Investidores ligados aos 49ers e Celtics entram na disputa pela compra do Seattle Seahawks

A venda do Seattle Seahawks começa a ganhar contornos de uma verdadeira batalha bilionária. Novos grupos de investidores surgiram como fortes candidatos para assumir a franquia após o início oficial do processo conduzido pelo espólio de Paul Allen.

Entre os nomes mais comentados estão Vinod Khosla, investidor minoritário do San Francisco 49ers, e a dupla formada por Aditya Mittal e Wyc Grousbeck, figuras ligadas ao Boston Celtics.

A situação chama atenção porque Khosla atualmente possui participação nos 49ers, principal rival de divisão dos Seahawks. Caso avance com sucesso na compra da franquia de Seattle, ele provavelmente precisaria vender sua participação em San Francisco devido às regras de propriedade da NFL.

Khosla é conhecido no setor de tecnologia por ser cofundador da Sun Microsystems e possui fortuna estimada em mais de 14 bilhões de dólares. Sua entrada na disputa mostra o tamanho financeiro envolvido na venda dos Seahawks, que pode estabelecer um novo recorde para franquias esportivas norte-americanas.

Do outro lado aparece um grupo com experiência recente no esporte profissional. Aditya Mittal, CEO da gigante siderúrgica ArcelorMittal, se uniu ao ex-controlador do Celtics, Wyc Grousbeck, para montar uma proposta formal pela equipe. Os dois já enviaram uma carta de interesse à Allen & Company, empresa responsável por coordenar a venda.

Mittal ficou conhecido recentemente após investir cerca de 1 bilhão de dólares na aquisição do Celtics em 2025. Já Grousbeck construiu reputação sólida durante sua passagem como principal proprietário da franquia de Boston, período no qual a equipe conquistou dois títulos da NBA.

Segundo os relatórios, caso a proposta vença, Grousbeck teria papel ativo na administração diária dos Seahawks, inclusive passando parte do tempo em Seattle, já que Mittal vive em Londres.
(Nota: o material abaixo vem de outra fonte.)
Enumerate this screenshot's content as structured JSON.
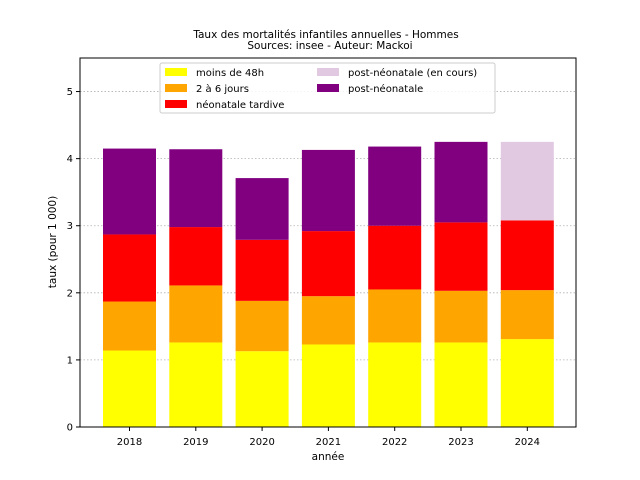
{
  "chart_data": {
    "type": "bar",
    "stacked": true,
    "title": "Taux des mortalités infantiles annuelles - Hommes",
    "subtitle": "Sources: insee - Auteur: Mackoi",
    "xlabel": "année",
    "ylabel": "taux (pour 1 000)",
    "ylim": [
      0,
      5.5
    ],
    "yticks": [
      0,
      1,
      2,
      3,
      4,
      5
    ],
    "grid": "y-dotted",
    "legend_position": "top-center",
    "categories": [
      "2018",
      "2019",
      "2020",
      "2021",
      "2022",
      "2023",
      "2024"
    ],
    "series": [
      {
        "name": "moins de 48h",
        "color": "#ffff00",
        "values": [
          1.14,
          1.26,
          1.13,
          1.23,
          1.26,
          1.26,
          1.31
        ]
      },
      {
        "name": "2 à 6 jours",
        "color": "#ffa500",
        "values": [
          0.73,
          0.85,
          0.75,
          0.72,
          0.79,
          0.77,
          0.73
        ]
      },
      {
        "name": "néonatale tardive",
        "color": "#ff0000",
        "values": [
          1.0,
          0.87,
          0.91,
          0.97,
          0.95,
          1.02,
          1.04
        ]
      },
      {
        "name": "post-néonatale",
        "color": "#800080",
        "values": [
          1.28,
          1.16,
          0.92,
          1.21,
          1.18,
          1.2,
          null
        ]
      },
      {
        "name": "post-néonatale (en cours)",
        "color": "#e2c9e2",
        "values": [
          null,
          null,
          null,
          null,
          null,
          null,
          1.17
        ]
      }
    ],
    "legend_order": [
      "moins de 48h",
      "2 à 6 jours",
      "néonatale tardive",
      "post-néonatale (en cours)",
      "post-néonatale"
    ]
  }
}
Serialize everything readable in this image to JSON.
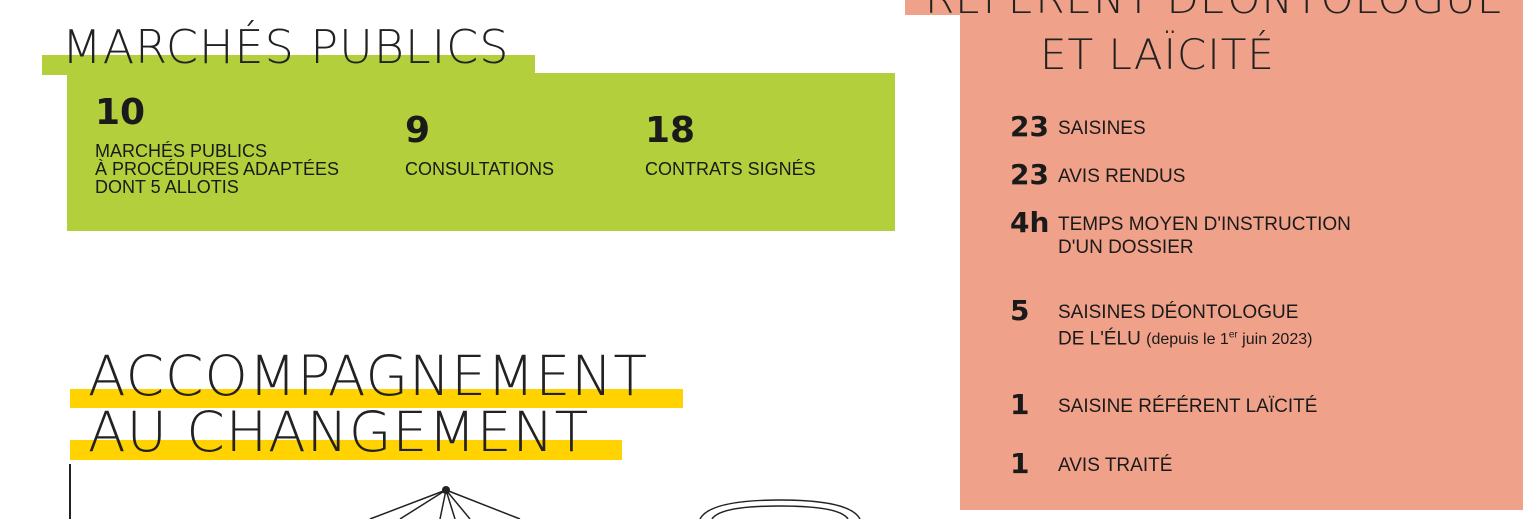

Toda essa movimentação acontece poucos meses depois de o espólio de Paul Allen anunciar oficialmente que os Seahawks seriam colocados à venda. A decisão segue uma diretriz deixada pelo cofundador da Microsoft antes de sua morte, em 2018: eventualmente vender seus ativos esportivos e direcionar os recursos para ações filantrópicas. Desde então, Jody Allen vinha comandando a franquia.

O momento da venda também aumentou ainda mais o valor da equipe. Seattle acabou de conquistar o segundo Super Bowl de sua história, o que elevou o interesse de investidores e fortaleceu projeções de uma negociação histórica. Analistas acreditam que o preço final possa ultrapassar facilmente os 8 bilhões de dólares — e alguns relatórios apontam números entre 9 e 11 bilhões.

Isso colocaria os Seahawks acima da venda do Washington Commanders, negociado por 6,05 bilhões em 2023, atualmente o maior valor já pago por uma franquia da NFL.

Além dos grupos já revelados, rumores anteriores também citaram nomes gigantes da tecnologia, como Meta
CEO Mark Zuckerberg e Apple executivo Tim Cook como possíveis interessados, embora existam informações conflitantes sobre o real nível de envolvimento deles no processo.

Independentemente de quem vença a disputa, uma coisa parece certa: os Seahawks estão caminhando para entrar em uma nova era. Depois de quase três décadas sob a influência da família Allen, a franquia deve passar por uma das mudanças mais importantes de sua história — e talvez pela venda mais cara que a NFL já viu.